金融機関に対する早期是正措置は、貸出金や債券などの資産を分母とし、資本金や有価証券含み益などを分子として算出する自己資本比率を基準に、金融庁によって発動される。海外業務を展開する金融機関の場合、自己資本比率が8%を下回ると資本増強を含む経営改善計画の提出・実行を迫られる。4%を切ると海外業務の縮小、2%未満で合併や銀行業廃止、0%未満で業務停止を命令される。国内業務のみの金融機関の基準は、それぞれ4%、2%、1%、0%未満。1999年に幸福銀行(現、関西アーバン銀行)に初めて発動され、2022年(令和4)までに累計で109の銀行、信用金庫、信用組合、農業協同組合(農協)などに発動されている。なお、早期是正措置とは別に、金融機関の資金繰りなどから、事業を継続していけるかどうかを点検する早期警戒措置がある(2008年導入)。
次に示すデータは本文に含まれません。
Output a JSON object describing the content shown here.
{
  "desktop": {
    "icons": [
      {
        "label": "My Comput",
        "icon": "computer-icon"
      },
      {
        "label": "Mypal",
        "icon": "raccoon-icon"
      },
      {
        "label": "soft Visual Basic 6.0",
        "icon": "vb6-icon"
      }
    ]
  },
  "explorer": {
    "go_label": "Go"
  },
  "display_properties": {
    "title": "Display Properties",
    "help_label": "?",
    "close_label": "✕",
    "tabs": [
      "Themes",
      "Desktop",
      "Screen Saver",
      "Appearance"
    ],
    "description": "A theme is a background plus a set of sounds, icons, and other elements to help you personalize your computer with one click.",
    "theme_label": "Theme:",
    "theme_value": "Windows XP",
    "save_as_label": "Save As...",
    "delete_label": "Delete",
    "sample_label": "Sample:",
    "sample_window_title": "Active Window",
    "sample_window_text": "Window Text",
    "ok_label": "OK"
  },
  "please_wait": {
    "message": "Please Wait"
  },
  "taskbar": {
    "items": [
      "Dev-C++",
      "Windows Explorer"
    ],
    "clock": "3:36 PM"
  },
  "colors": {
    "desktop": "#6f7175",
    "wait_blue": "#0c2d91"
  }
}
保険会社については1999年から、大災害や株価暴落時などで、どの程度保険金を払う能力があるかどうかを示すソルベンシー・マージン比率を指標に採用。200%未満になると経営改善計画の提出・実行を命令され、100%を割ると配当禁止や保険料の変更、0%を下回ると業務停止を命令される。過去の発動例は2000年(平成12)の大正生命保険のみ。
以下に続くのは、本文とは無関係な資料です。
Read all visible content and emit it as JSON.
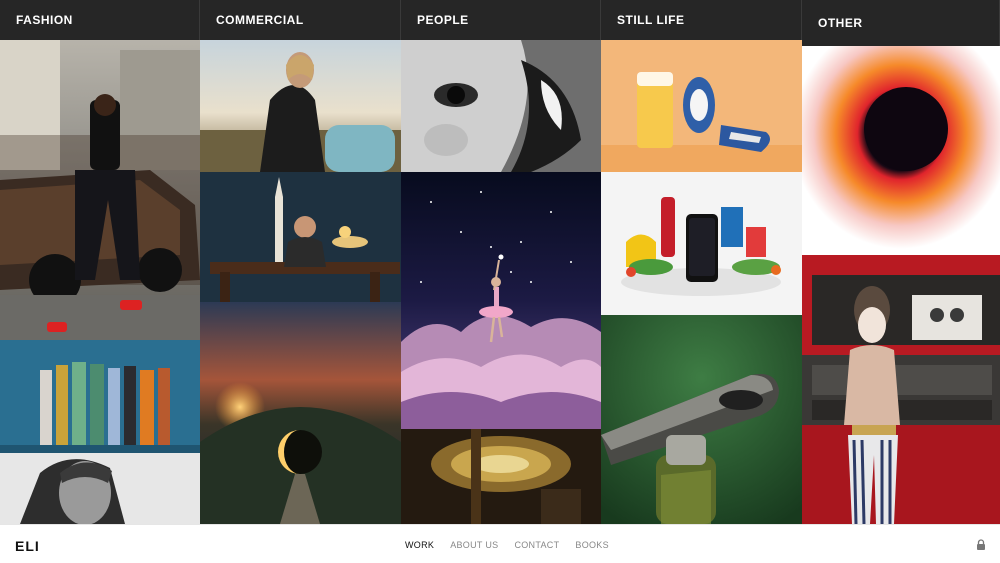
{
  "columns": {
    "fashion": {
      "label": "FASHION"
    },
    "commercial": {
      "label": "COMMERCIAL"
    },
    "people": {
      "label": "PEOPLE"
    },
    "still_life": {
      "label": "STILL LIFE"
    },
    "other": {
      "label": "OTHER"
    }
  },
  "footer": {
    "brand": "ELI",
    "nav": [
      "WORK",
      "ABOUT US",
      "CONTACT",
      "BOOKS"
    ]
  },
  "colors": {
    "header_bg": "#262626",
    "nav_active": "#111111",
    "nav_inactive": "#888888"
  }
}
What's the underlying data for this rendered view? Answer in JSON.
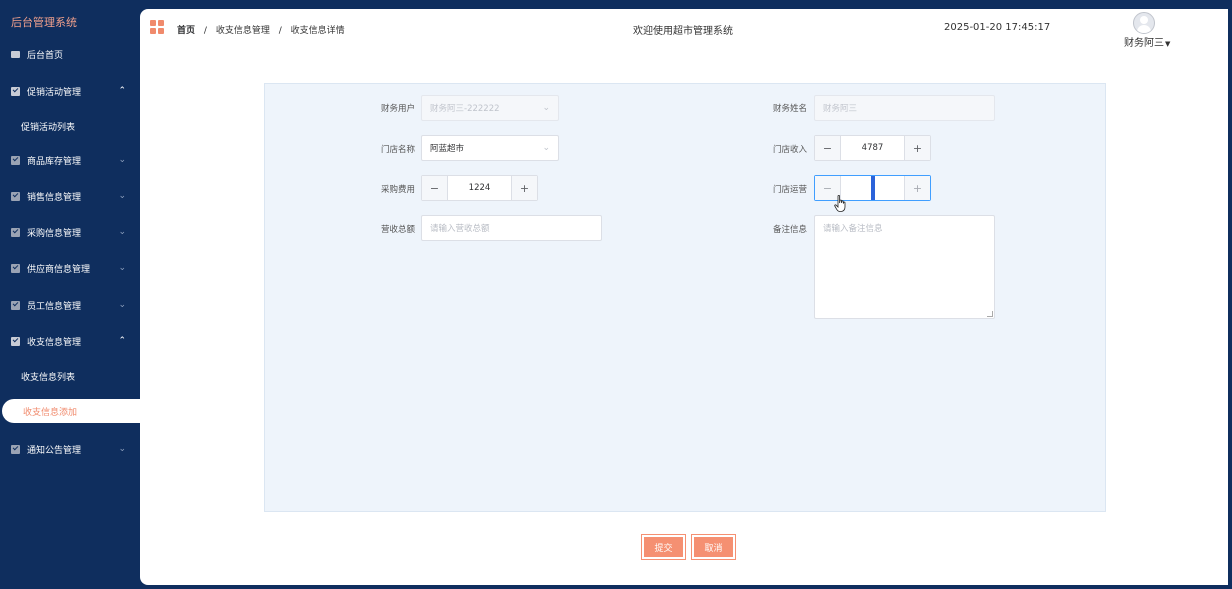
{
  "sidebar": {
    "logo": "后台管理系统",
    "items": [
      {
        "label": "后台首页",
        "icon": "monitor-icon"
      },
      {
        "label": "促销活动管理",
        "icon": "checkbox-icon",
        "expanded": true
      },
      {
        "label": "促销活动列表"
      },
      {
        "label": "商品库存管理",
        "icon": "checkbox-icon"
      },
      {
        "label": "销售信息管理",
        "icon": "checkbox-icon"
      },
      {
        "label": "采购信息管理",
        "icon": "checkbox-icon"
      },
      {
        "label": "供应商信息管理",
        "icon": "checkbox-icon"
      },
      {
        "label": "员工信息管理",
        "icon": "checkbox-icon"
      },
      {
        "label": "收支信息管理",
        "icon": "checkbox-icon",
        "expanded": true
      },
      {
        "label": "收支信息列表"
      },
      {
        "label": "收支信息添加",
        "active": true
      },
      {
        "label": "通知公告管理",
        "icon": "checkbox-icon"
      }
    ]
  },
  "header": {
    "breadcrumb": [
      "首页",
      "收支信息管理",
      "收支信息详情"
    ],
    "welcome": "欢迎使用超市管理系统",
    "datetime": "2025-01-20 17:45:17",
    "user": "财务阿三"
  },
  "form": {
    "finance_user": {
      "label": "财务用户",
      "value": "财务阿三-222222"
    },
    "finance_name": {
      "label": "财务姓名",
      "value": "财务阿三"
    },
    "store_name": {
      "label": "门店名称",
      "value": "阿蓝超市"
    },
    "store_income": {
      "label": "门店收入",
      "value": "4787"
    },
    "purchase_cost": {
      "label": "采购费用",
      "value": "1224"
    },
    "store_operation": {
      "label": "门店运营",
      "value": ""
    },
    "total_revenue": {
      "label": "营收总额",
      "placeholder": "请输入营收总额"
    },
    "remarks": {
      "label": "备注信息",
      "placeholder": "请输入备注信息"
    }
  },
  "actions": {
    "submit": "提交",
    "cancel": "取消"
  },
  "colors": {
    "sidebar_bg": "#0f2e5e",
    "accent": "#f59072",
    "panel_bg": "#eef4fb"
  }
}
地方公共団体については、2009年に全面施行された「地方財政健全化法」(平成19年法律第94号)に基づき、連結実質赤字比率や将来負担比率など4指標を基準に早期是正措置を導入。当初、全国21市町村が公務員削減や公共料金引上げなどを迫られる早期是正措置の対象(財政健全化団体)だったが、財政再建が進み、2014年度決算以降、対象の地方公共団体はない。
漁業者に対しては、資源管理法(正式名称「海洋生物資源の保存及び管理に関する法律」平成8年法律第77号)に基づき、マグロ資源などを保護するため、国と都道府県は漁業協同組合(漁協)などの漁業者に早期是正措置を発動する制度が2018年に導入された。乱獲で絶滅危惧(きぐ)種となった太平洋クロマグロ資源を保護するため、国ごとに漁獲上限を割り当てる厳しい規制の導入で国際合意したため、国内漁業者の漁獲量が漁獲上限に近づくと、操業時間の短縮や出漁回数の制限などの早期是正措置が発動される。